Trial lecture - time and place
- 1. opponent: Professor Johan Sandberg, Institute for Medicine, Huddinge, Karolinska Institutet, Stockholm.
- 2. opponent: Professor Trude Helen Flo, Institute for Cancer Research and Molecular Medicine, Faculty of Medicine, NTNU, Trondheim.
- 3. member of the committee: Professor Fredrik Müller, Department of Microbiology, Clinic for Laboratory medicine, Institute of Clinical Medicine, Universitety of Oslo.
Chair of defence
Professor Tore Jahnsen, Division of Biochemistry, Institute of basic medical Sciences, Universitety of Oslo.

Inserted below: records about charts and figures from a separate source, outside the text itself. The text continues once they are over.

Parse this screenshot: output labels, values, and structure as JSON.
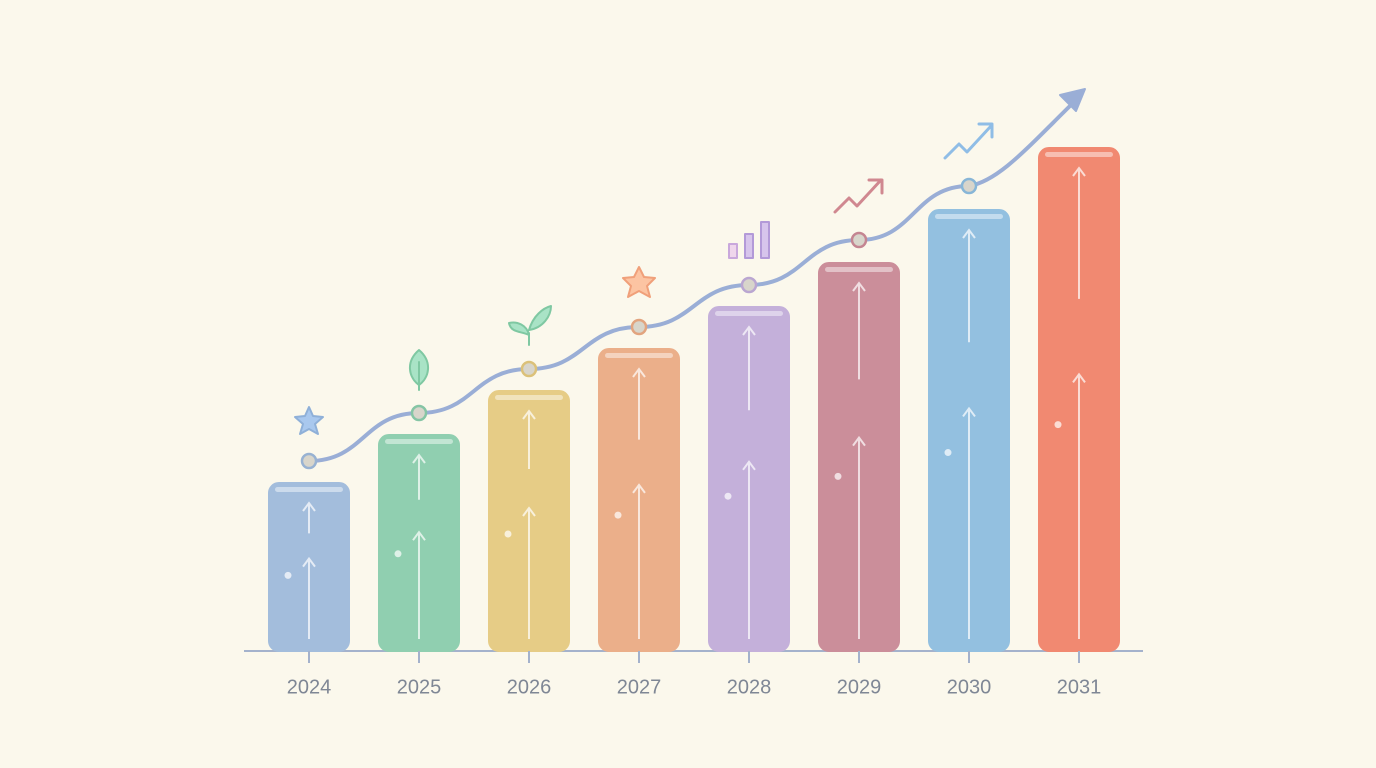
{
  "chart_data": {
    "type": "bar",
    "categories": [
      "2024",
      "2025",
      "2026",
      "2027",
      "2028",
      "2029",
      "2030",
      "2031"
    ],
    "values": [
      168,
      216,
      260,
      302,
      344,
      388,
      441,
      503
    ],
    "colors": [
      "#b9d1ee",
      "#a9e3c6",
      "#fbe3a2",
      "#fcc4a2",
      "#d7c5ec",
      "#d9a0ab",
      "#aad4f2",
      "#fc9c86"
    ],
    "trend_values": [
      190,
      238,
      282,
      324,
      366,
      411,
      465,
      null
    ],
    "trend_color": "#9aaed6",
    "ylim": [
      0,
      520
    ]
  }
}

Professor Kjetil Taskén, Centre for Molecular Medicine Norway.
One cornerstone of good health is a well‐functioning immune system. Immune cells interact via direct contact between cells as well as by secretion of signaling molecules which reach distant cells throughout the body. This complex system needs to be flexible and well controlled at the same time. If parts of the immune system are missing or defective, immunodeficiency disorders might develop. In order to elucidate regulatory mechanisms of the immune system, we investigated the interaction between regulatory T cells (Tregs) and effector T cells on a functional level. We identified specific activation kinetics which determine the suppressive potential of Tregs and we observed distinct changes in intracellular signaling events in immune effector cells in presence of suppressive Tregs. In addition we found out that the susceptibility of effector T cells to suppression depends on earlier contact between these two cell types and the ability of effector cells to have escaped suppression earlier. We also investigated the possibility to use existing drugs as treatment adjuvants for patients with different types of immune defects to improve immune responses or boost current therapies. In this context we treated blood samples from patients that suffer from infectious diseases such as tuberculosis or HIV with MEK pathway inhibitors prior to cell activation. While we were able to reduce Treg numbers and block the upregulation of the FoxP3 transcription factor which determines Treg suppression, disease‐specific effector T cell function did not improve as hypothesized. In samples from patients with common variable immunodeficiency we could show a positive effect on T and B cell immune responses when antagonizing the cAMP/PKA signaling pathway prior to cell activation. In order to treat patients with immune disorders in the best possible way in the future, it is important to establish an understanding of immune responses and investigate the use of immune modulating agents.